Changes are needed to improve transparency and competitiveness in Australia’s cattle and beef markets, with an ACCC study highlighting shortcomings in price reporting, a lack of trust in the carcase grading system, and concerns about anti-competitive conduct affecting competition in cattle and beef sales.
The findings arose from a detailed market study the ACCC conducted into beef and cattle markets in Australia, which involved consultations with all parts of the supply chain, and analysis of available market information and industry data.
“Many Australian cattle and beef businesses successfully operate in competitive export markets, but there are issues that need to be addressed to improve competition along the domestic supply chain,” ACCC Chairman Rod Sims said.
“The final report makes 15 recommendations, which we believe will improve transparency, competition and efficiency in the industry,” Mr Sims said.

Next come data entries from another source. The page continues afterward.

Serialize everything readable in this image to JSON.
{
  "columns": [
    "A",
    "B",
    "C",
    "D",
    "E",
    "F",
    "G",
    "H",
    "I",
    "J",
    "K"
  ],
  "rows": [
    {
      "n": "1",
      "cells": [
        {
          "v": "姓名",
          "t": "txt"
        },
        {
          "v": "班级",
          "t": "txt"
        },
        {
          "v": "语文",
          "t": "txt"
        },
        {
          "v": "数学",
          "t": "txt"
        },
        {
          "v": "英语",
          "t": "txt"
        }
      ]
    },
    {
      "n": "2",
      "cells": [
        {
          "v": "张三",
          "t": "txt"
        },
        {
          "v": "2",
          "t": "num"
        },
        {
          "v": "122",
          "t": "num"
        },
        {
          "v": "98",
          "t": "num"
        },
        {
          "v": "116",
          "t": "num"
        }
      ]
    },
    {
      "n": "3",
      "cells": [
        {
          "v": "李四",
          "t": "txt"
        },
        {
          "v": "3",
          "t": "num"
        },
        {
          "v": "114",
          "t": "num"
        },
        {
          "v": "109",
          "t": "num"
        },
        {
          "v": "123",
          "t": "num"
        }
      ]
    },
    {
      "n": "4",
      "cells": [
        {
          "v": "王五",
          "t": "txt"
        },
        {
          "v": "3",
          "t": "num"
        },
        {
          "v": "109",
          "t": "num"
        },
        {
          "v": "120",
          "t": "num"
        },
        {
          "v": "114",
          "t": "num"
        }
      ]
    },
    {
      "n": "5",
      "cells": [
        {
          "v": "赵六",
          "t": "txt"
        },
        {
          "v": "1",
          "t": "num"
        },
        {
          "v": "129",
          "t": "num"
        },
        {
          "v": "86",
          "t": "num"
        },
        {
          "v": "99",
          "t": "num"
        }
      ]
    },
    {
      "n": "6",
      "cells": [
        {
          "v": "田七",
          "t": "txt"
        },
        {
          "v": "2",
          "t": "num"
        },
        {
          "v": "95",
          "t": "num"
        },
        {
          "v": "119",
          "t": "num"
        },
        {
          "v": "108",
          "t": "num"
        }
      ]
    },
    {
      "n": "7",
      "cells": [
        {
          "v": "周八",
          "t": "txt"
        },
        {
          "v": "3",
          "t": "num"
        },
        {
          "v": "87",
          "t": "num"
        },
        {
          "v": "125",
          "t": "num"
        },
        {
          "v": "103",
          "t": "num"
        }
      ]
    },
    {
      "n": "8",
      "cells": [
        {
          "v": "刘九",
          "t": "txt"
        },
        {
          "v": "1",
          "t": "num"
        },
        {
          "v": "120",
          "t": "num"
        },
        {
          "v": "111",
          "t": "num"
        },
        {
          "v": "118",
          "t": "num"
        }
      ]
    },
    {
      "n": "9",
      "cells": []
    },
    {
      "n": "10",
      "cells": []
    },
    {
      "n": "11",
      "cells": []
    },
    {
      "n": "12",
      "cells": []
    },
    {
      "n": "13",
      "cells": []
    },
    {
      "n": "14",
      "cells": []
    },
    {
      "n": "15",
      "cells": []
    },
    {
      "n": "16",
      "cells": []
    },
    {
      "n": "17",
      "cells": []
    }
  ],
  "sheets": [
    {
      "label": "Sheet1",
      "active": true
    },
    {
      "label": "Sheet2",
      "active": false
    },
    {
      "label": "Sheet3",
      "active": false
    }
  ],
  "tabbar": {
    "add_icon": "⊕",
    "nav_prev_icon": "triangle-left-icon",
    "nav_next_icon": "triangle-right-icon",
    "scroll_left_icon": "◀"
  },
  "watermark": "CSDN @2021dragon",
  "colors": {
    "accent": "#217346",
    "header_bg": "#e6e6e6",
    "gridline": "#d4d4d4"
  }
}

The ACCC’s 15 recommendations cover issues including:
- improving price information by requesting that meat processors publish price grids for sales made direct to processors. This will make it easier for producers to consider and compare price offers. Nationally, the vast majority of prime cattle are sold this way
- an increase in the frequency of AUS-MEAT’s random and unannounced audits of cattle grading and trimming in processing plants to improve integrity in the system
- the introduction of an independent dispute resolution process to apply across the industry
- the prioritisation of objective carcase measurement technology to increase the accuracy and transparency of carcase assessments, and the sharing of the data arising from the technology with cattle producers
- the introduction of a buyers register and post auction buyers report for major saleyards
- expanded reporting of historical prices to make it easier for producers to compare prices paid for cattle sold through saleyards, paddock sales and over-the-hooks
“There is a need for the entire industry to take responsibility for implementing these changes; therefore the ACCC recommends that the Red Meat Advisory Council assume responsibility for implementing the recommendations. We encourage industry participants to work constructively with the Council to ensure that they are implemented as quickly as possible,” ACCC Commissioner Mick Keogh said.
ACCC assessing potential competition law breaches
The ACCC is also concerned about suggestions of anti-competitive conduct that emerged during the market study.
“The ACCC takes allegations of this nature very seriously and we are currently assessing if there are any breaches of the law. Misconduct in the agriculture sector is an enforcement priority area for the ACCC this year and if we find substance to these allegations, we won’t hesitate to take action,” Mr Sims said.
Progress made since interim report
The ACCC welcomes progress made on some measures recommended in its Interim Report. These include Meat and Livestock Australia’s updated online market reports, and moves to introduce objective carcase measurement technology.
“The improvements to MLA’s market reports allow producers to easily access historical price information so they can see which way prices are moving for stock,” Mr Keogh said.
“The development of objective carcase grading technology is also encouraging. We urge the industry to get behind this for greater integrity and trust in the cattle grading system,” Mr Keogh said.
Notes for editors
The ACCC launched this market study into the cattle and beef industry in April 2016. This was driven by a combination of issues raised through previous ACCC investigations and in the Senate Inquiry into the effect of market consolidation on the red meat processing sector.
Five public forums were held in key cattle production locations throughout June 2016, which were attended by a number of ACCC Commissioners, where market participants and interested parties were invited to share their views about competition and fair trading issues that concern them. In addition, the ACCC consulted widely with all parts of the post-farm supply chain, including export and domestic processors, meat retailers, and relevant government and regulatory agencies.”
Recent ACCC activity in the red meat sector has included the ACCC review of the proposed acquisition of Australian Consolidated Food Investments Pty Ltd (Primo Smallgoods) by JBS USA Holdings Inc. In February 2015, the ACCC decided not to oppose this acquisition, as it was considered unlikely to substantially lessen competition in any market.
The ACCC also investigated allegations nine meat processors collectively boycotted the prime cattle sale at the Barnawartha saleyard on 17 February 2015. However, the evidence obtained did not demonstrate that the processors had reached an agreement or an understanding not to attend the sale.